DENPASAR – PDIP Bali partai pengusung paket Wayan Koster – Cok Ace tetap memasang kadernya yang menjabat sebagai bupati/wakil bupati, walikota/wawali, dan anggota dewan masuk dalam struktur tim kampanye.
PDIP Bali mengatakan tidak sepakat dengan pemahaman Bawaslu Bali yang mengatakan pejabat negara tidak boleh masuk
struktur tim kampanye karena melanggar pasal 71 ayat (1) UU No 10/2016 tentang Pilkada dan pasal 189 UU No 1 Tahun 2015.
Namun, Ketua Bawaslu Bali Ketut Rudia tetap pada keputusan semula. Pihaknya mengeluarkan imbauan agar pejabat negara seperti gubernur/wabup, bupati/wabup, walikota/wawali tidak menjadi bagian dari tim kampanye karena khawatir mereka tidak bias menjaga netralitas.
Sebab, jika pejabat negara masuk dalam struktur tim kampanye ada potensi pelanggaran pasal 71 ayat (1) UU No 10/2016 tentang Pilkada.
Sanksi terhadap pasal 71 ayat (1) diatur di dalam pasal 188 dengan ancaman pidana 3 – 6 bulan.

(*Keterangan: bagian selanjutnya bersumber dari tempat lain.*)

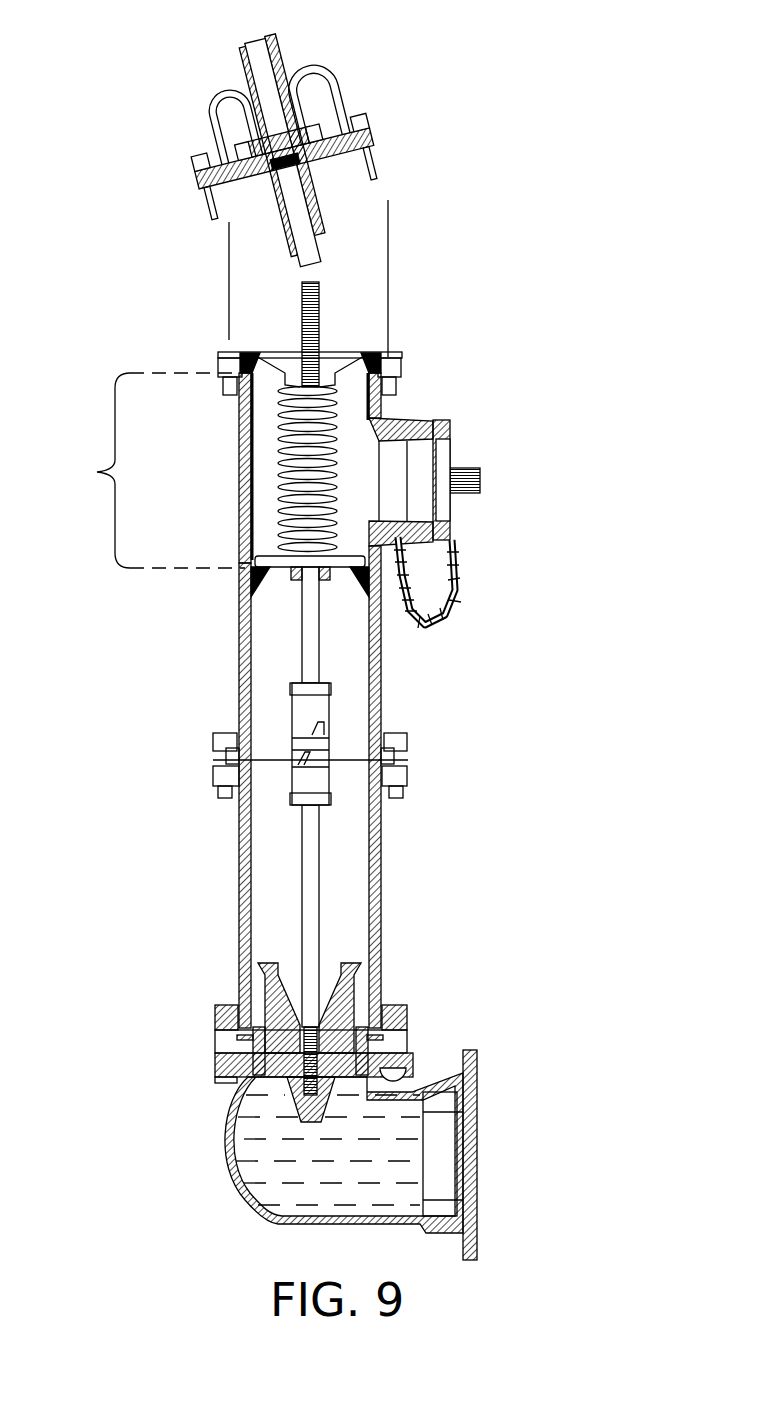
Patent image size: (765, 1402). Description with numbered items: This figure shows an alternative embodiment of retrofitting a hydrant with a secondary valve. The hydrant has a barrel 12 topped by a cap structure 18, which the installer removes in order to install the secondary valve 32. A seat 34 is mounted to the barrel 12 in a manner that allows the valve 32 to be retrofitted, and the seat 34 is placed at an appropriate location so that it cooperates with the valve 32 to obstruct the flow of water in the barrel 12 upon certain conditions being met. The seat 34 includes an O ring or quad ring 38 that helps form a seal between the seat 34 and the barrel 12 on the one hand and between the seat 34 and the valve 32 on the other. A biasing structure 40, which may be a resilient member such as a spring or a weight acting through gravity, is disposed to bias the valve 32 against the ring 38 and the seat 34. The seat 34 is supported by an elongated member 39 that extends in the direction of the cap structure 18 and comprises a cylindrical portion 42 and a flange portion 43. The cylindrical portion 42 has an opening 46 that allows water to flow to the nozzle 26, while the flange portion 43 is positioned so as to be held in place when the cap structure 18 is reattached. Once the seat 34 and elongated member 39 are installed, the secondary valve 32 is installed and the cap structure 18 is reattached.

The barrel 12 is at (240, 705).
The cap structure 18 is at (320, 78).
The nozzle 26 is at (445, 522).
The secondary valve 32 is at (366, 518).
The seat 34 is at (250, 573).
The O ring or quad ring 38 is at (250, 567).
The elongated member 39 is at (152, 470).
The biasing structure 40 is at (285, 491).
The cylindrical portion 42 is at (240, 424).
The flange portion 43 is at (240, 352).
The opening 46 is at (381, 417).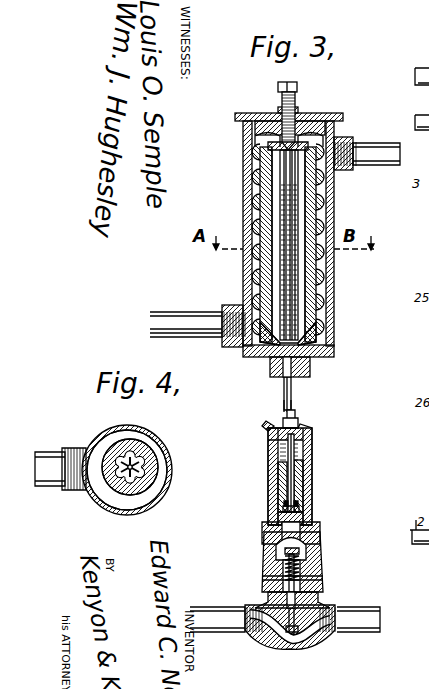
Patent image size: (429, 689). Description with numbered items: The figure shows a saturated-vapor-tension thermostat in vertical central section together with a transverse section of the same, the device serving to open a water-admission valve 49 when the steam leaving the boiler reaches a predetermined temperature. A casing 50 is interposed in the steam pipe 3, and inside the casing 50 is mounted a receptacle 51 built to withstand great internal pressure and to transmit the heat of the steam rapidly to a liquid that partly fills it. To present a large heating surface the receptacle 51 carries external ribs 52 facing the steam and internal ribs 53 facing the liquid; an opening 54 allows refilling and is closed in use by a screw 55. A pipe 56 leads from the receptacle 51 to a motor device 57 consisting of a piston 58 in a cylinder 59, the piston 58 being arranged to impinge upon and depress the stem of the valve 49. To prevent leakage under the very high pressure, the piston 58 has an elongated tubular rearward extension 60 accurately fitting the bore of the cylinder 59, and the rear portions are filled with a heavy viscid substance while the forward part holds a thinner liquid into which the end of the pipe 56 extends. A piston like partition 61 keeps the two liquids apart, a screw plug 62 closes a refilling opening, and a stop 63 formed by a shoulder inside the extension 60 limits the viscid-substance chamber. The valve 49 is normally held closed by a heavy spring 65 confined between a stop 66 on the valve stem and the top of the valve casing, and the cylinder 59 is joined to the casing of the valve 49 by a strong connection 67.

In FIG. 3, the steam pipe 3 is at (407, 180).
In FIG. 4, the steam pipe 3 is at (60, 469).
In FIG. 3, the valve 49 is at (305, 647).
In FIG. 3, the casing 50 is at (334, 305).
In FIG. 4, the casing 50 is at (152, 508).
In FIG. 3, the receptacle 51 is at (320, 290).
In FIG. 3, the external ribs 52 is at (322, 205).
In FIG. 4, the external ribs 52 is at (165, 478).
In FIG. 3, the internal ribs 53 is at (298, 162).
In FIG. 4, the internal ribs 53 is at (150, 457).
In FIG. 3, the opening 54 is at (300, 110).
In FIG. 3, the screw 55 is at (278, 108).
In FIG. 3, the pipe 56 is at (291, 392).
In FIG. 3, the motor device 57 is at (268, 446).
In FIG. 4, the motor device 57 is at (108, 447).
In FIG. 3, the piston 58 is at (278, 483).
In FIG. 3, the cylinder 59 is at (264, 528).
In FIG. 3, the elongated tubular rearward extension 60 is at (296, 476).
In FIG. 3, the piston like partition 61 is at (299, 506).
In FIG. 3, the screw plug 62 is at (264, 428).
In FIG. 3, the stop 63 is at (284, 504).
In FIG. 3, the spring 65 is at (285, 562).
In FIG. 3, the stop 66 is at (300, 562).
In FIG. 3, the connection 67 is at (262, 578).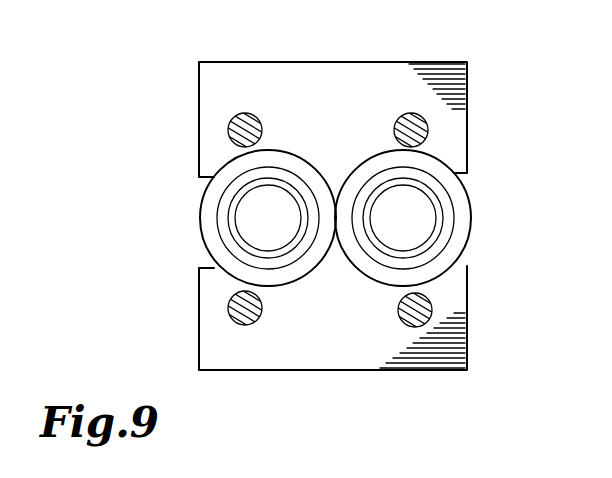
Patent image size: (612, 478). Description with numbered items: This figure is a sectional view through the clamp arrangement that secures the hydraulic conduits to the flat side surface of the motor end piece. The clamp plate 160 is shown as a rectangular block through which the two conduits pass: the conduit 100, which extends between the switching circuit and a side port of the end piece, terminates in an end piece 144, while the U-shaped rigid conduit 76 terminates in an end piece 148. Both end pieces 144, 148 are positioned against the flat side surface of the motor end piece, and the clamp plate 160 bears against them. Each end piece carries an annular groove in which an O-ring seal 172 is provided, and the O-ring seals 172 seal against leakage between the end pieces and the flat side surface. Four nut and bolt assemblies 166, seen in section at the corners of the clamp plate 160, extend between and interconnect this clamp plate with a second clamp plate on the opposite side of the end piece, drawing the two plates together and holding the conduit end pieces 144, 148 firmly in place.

The clamp plate 160 is at (323, 358).
The nut and bolt assemblies 166 is at (244, 113).
The end piece 144 is at (208, 230).
The O-ring seal 172 is at (225, 248).
The conduit 100 is at (240, 207).
The end piece 148 is at (457, 250).
The conduit 76 is at (436, 219).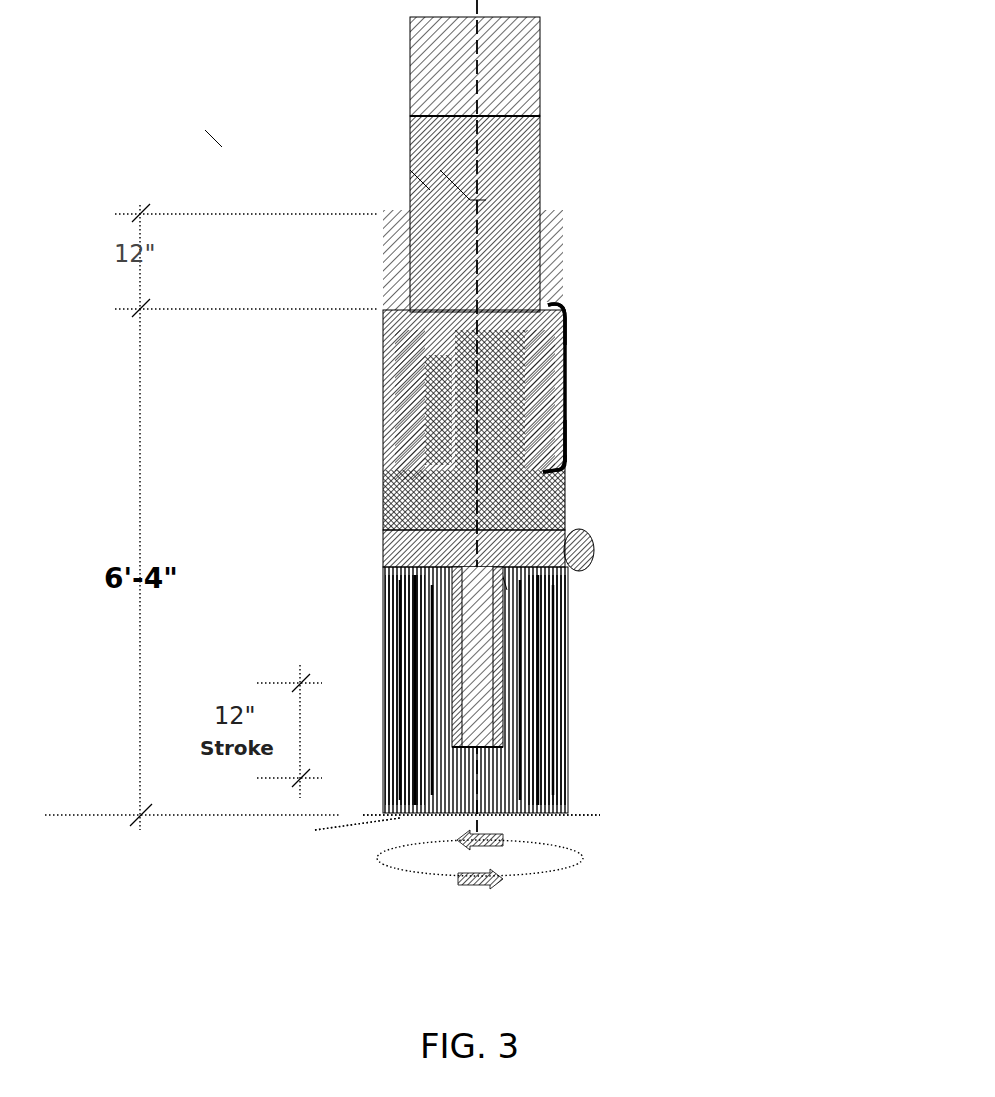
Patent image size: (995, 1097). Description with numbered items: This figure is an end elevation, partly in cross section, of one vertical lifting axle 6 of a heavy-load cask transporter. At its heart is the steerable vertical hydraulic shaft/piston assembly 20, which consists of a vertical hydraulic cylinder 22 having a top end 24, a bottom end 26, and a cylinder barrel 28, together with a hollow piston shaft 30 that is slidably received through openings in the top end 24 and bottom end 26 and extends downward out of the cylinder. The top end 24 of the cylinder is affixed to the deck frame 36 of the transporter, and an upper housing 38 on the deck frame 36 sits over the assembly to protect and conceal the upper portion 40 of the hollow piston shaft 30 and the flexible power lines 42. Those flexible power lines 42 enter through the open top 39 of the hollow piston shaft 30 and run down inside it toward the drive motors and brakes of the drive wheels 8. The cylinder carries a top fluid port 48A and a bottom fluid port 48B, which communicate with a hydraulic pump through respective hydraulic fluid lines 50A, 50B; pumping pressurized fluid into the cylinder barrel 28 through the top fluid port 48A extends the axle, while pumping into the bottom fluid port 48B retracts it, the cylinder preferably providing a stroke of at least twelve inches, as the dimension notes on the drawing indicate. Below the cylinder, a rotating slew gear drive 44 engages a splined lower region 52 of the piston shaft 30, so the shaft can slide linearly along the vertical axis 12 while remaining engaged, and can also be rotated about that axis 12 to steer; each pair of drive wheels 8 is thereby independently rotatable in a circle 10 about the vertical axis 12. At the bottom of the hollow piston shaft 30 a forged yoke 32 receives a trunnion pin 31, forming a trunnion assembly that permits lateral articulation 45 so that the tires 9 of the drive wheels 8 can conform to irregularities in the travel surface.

“Tugas kami ada dua instrument, yaitu penindakan dan pencegahan. Kalau berpotensi pelanggaran, kami cegah melalui ruang sosialisasi atau surat,” ujar Rudia.
Karena itu, Bawaslu akan tetap mengeluarkan surat imbauan agar kepala daerah netral dalam pilkada.
Imbauan tersebut cukup beralasan karena pejabat negara yang menjadi bagian dari tim kampanye akan sulit membedakan mana tugas sebagai pejabat dengan tim kampanye.
Sebab jabatan tim kampanye dan kepala daerah akan sama-sama melekat. Karena itu, Bawaslu berusaha mengingatkan potensi abuse of power
atau tindakan penyalahgunaan wewenang yang dilakukan seorang pejabat untuk kepentingan tertentu, baik untuk diri sendiri maupun orang lain.
“Dinamika di lapangan kan tidak tahu. Meski mereka mengatakan tidak akan melakukan itu, tapi perlu diwarning,” pungkasnya.